The police recorded 533 antisemitic hate crimes in London alone in October 2023, compared to just 39 in October 2022. It is as if for some people there is a belief, a sense of excitement even, that the conflict over there also belongs here. 

“The war is starting – free Palestine,” is what one antisemite shouted at a Jewish man walking in north London a day or two after the Hamas terror attack. 

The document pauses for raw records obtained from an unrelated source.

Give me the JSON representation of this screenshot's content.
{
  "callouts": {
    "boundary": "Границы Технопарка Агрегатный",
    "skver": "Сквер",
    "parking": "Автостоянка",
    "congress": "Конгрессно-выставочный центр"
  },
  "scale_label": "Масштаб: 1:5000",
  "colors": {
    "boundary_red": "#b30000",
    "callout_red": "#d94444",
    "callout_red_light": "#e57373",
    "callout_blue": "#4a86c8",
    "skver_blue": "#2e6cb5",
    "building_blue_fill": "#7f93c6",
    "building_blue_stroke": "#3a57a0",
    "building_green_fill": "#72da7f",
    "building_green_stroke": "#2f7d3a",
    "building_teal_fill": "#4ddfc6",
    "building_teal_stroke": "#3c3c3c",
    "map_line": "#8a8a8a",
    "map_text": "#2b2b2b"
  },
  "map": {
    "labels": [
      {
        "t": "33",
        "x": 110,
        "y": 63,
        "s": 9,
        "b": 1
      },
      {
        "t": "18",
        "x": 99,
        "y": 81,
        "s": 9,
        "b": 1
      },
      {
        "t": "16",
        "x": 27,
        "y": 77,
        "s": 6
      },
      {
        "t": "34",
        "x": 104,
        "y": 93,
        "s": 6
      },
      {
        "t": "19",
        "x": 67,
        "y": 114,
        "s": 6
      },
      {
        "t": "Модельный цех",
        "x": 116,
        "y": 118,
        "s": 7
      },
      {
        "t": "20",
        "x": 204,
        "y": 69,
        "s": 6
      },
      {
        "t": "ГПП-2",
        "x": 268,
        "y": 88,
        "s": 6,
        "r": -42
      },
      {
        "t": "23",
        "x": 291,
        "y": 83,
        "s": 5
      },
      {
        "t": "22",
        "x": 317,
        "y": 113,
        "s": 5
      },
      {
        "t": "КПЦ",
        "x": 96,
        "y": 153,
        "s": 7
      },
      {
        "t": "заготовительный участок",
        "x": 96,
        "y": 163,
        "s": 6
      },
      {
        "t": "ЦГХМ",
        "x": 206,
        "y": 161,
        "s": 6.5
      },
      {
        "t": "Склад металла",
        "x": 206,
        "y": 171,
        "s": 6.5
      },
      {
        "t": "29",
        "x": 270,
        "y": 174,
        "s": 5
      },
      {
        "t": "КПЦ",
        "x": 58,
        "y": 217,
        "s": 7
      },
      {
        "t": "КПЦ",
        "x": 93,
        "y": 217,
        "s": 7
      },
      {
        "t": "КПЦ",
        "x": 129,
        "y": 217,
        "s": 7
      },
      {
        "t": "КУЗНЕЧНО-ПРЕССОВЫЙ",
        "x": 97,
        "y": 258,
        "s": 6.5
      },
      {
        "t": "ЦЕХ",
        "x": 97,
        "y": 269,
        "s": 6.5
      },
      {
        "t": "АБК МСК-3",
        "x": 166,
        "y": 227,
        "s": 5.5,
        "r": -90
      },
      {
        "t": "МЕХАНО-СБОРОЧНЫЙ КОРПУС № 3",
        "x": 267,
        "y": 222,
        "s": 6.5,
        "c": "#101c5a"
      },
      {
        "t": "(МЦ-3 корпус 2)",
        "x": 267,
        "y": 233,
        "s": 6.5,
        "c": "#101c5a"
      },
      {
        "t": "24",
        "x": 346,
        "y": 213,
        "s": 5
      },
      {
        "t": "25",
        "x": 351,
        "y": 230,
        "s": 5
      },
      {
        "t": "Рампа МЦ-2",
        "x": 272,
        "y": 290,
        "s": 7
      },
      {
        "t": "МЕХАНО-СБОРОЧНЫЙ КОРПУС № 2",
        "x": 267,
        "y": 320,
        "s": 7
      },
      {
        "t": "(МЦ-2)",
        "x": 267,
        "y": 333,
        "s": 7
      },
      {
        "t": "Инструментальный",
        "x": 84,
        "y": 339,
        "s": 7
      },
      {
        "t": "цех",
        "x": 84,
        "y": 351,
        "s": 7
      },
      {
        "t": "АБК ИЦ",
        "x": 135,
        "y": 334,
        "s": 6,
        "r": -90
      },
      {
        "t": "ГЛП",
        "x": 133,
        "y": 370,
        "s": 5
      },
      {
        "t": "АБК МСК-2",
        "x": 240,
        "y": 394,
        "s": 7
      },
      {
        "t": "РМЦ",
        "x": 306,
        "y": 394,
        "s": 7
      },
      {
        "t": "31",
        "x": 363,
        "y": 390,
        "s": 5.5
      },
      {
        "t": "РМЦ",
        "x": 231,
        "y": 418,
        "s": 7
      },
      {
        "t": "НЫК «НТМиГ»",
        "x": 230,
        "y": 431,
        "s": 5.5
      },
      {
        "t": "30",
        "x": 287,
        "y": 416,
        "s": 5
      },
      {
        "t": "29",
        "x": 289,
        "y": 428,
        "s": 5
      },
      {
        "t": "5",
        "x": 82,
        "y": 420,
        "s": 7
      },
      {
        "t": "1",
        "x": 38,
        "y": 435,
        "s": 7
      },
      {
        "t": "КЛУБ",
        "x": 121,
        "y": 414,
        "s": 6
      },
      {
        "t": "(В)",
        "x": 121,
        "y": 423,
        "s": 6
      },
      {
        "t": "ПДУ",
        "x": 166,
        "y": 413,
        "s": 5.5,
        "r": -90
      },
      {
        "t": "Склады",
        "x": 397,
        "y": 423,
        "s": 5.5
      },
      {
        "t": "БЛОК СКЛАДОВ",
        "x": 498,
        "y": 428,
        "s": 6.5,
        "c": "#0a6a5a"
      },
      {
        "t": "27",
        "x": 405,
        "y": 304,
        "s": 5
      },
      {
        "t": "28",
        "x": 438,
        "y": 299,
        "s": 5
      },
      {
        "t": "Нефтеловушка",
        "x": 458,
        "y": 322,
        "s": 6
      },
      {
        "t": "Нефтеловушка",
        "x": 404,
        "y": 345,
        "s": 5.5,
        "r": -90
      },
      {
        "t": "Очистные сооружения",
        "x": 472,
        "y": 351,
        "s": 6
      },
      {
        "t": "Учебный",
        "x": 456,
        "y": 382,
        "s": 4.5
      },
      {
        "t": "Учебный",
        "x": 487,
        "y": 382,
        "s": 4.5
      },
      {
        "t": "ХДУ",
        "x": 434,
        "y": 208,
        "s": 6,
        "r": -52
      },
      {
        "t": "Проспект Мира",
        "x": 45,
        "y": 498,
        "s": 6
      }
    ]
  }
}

It’s important to acknowledge just how abnormal this is. No other foreign conflict triggers waves of hate crime against minority communities in the way that the Israel-Palestine conflict does (there has been an increase in anti-Muslim hate crime since October 7 as well, although not to the same degree). The scale and intensity of the reaction to this conflict from people who have no personal connection to either Israel or Palestine suggests that something different is going on.

It would be staggering if a global movement to condemn the world’s only Jewish state as a unique transgressor of all moral and human values didn’t attract people who dislike Jews. We’ve had Zionists supposedly controlling the government and the media, the blood libel allegation that Jews consume the blood of children, Israeli leaders as devils, an Israeli snake wrapped around the globe, swastikas entwined with Stars of David, and, of course, the ubiquitous comparison of Israel with Nazi Germany. 

We’ve even had a Palestinian baby Jesus on a cross, juxtaposed with a placard declaring Zionism – the national movement of the Jewish people – to be “White Settler Colonialism”. You couldn’t get a more apposite image of the old and new forms of antisemitism entwined.

Dr. Dave Rich is Head of Policy at Britain’s Community Security Trust (CST). His latest book is Everyday Hate: How Antisemitism Is Built Into Our World – And How You Can Change It. Reprinted by permission of the author.